Finding players to fill those remaining spots is going to be a challenge. The Warriors footed an enormous $170 million bill in tax payments in 2022. That’s in addition to the money they spent on their roster. Add it all up, and this season’s team cost nearly $350 million.
The Warriors are going to have to pay another crazy tax bill again next season. How much can owner Joe Lacob stomach?
Because of the way the NBA’s salary cap works, penalties for going into the tax grow more punitive as teams go farther into it. The Warriors are even more dinged because they are a repeat offender. As an example, each additional dollar into the tax past the $20 million mark will cost them $4.75 in tax payments.
The math is boring, but what it means is that paying decent role players like Porter, Kevon Looney, or Gary Payton II to come back will cost many times more than the actual salary they earn.

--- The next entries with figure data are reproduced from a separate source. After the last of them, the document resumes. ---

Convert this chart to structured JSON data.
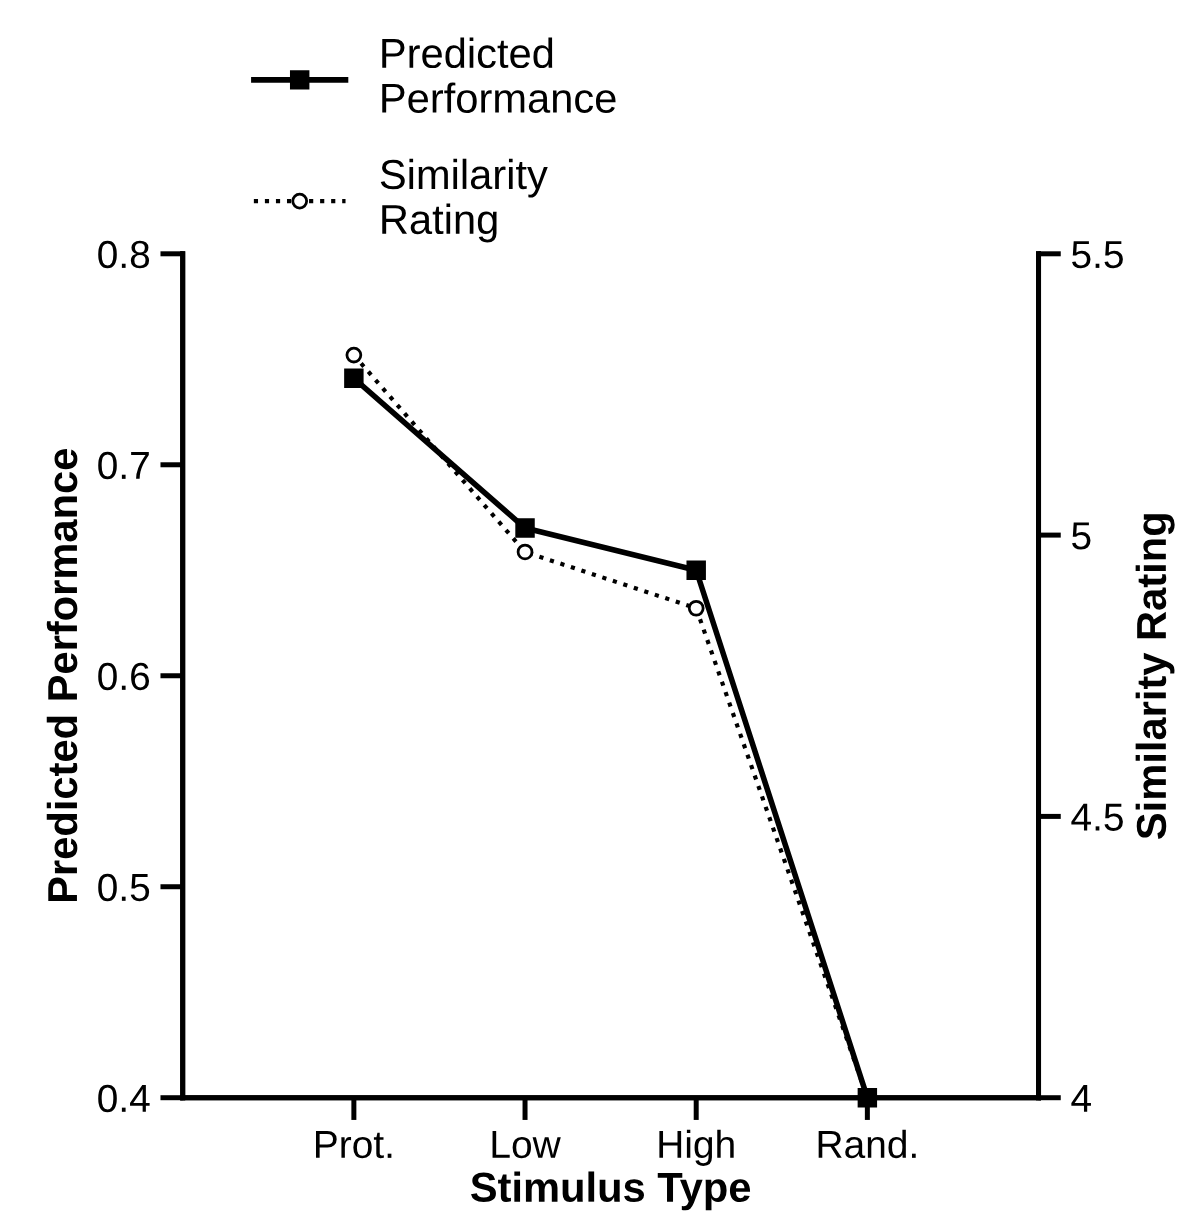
{
  "chart_data": {
    "type": "line",
    "xlabel": "Stimulus Type",
    "ylabel": "Predicted Performance",
    "y2label": "Similarity Rating",
    "categories": [
      "Prot.",
      "Low",
      "High",
      "Rand."
    ],
    "series": [
      {
        "name": "Predicted Performance",
        "color": "#000000",
        "values": [
          0.741,
          0.67,
          0.65,
          0.4
        ],
        "marker": "square",
        "line_style": "solid"
      },
      {
        "name": "Similarity Rating",
        "color": "#000000",
        "values": [
          5.32,
          4.97,
          4.87,
          4.0
        ],
        "marker": "circle",
        "line_style": "dotted",
        "axis": "y2"
      }
    ],
    "ylim": [
      0.4,
      0.8
    ],
    "yticks": [
      0.4,
      0.5,
      0.6,
      0.7,
      0.8
    ],
    "y2lim": [
      4,
      5.5
    ],
    "y2ticks": [
      4,
      4.5,
      5,
      5.5
    ],
    "grid": false,
    "legend": "top left"
  }
}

The Warriors will have to make hard decisions on Payton, Iguodala, Looney, Porter, Juan Toscano-Anderson, Nemanja Bjelica and Damion Lee. If they choose not to bring those players back, then their options are even more limited in how to replace them. They will only be able to add minimum contracts and have a small salary available to dole out via the taxpayer mid-level exception.
Free agency isn’t going to be enough to counteract the decline in aging from Curry, Thompson and Green over the next few years. To keep the dynasty going, they will either have to rely on improvement from Wiseman, Kuminga, Moody and Poole that outpaces that decay or find ways to get better via the trade market.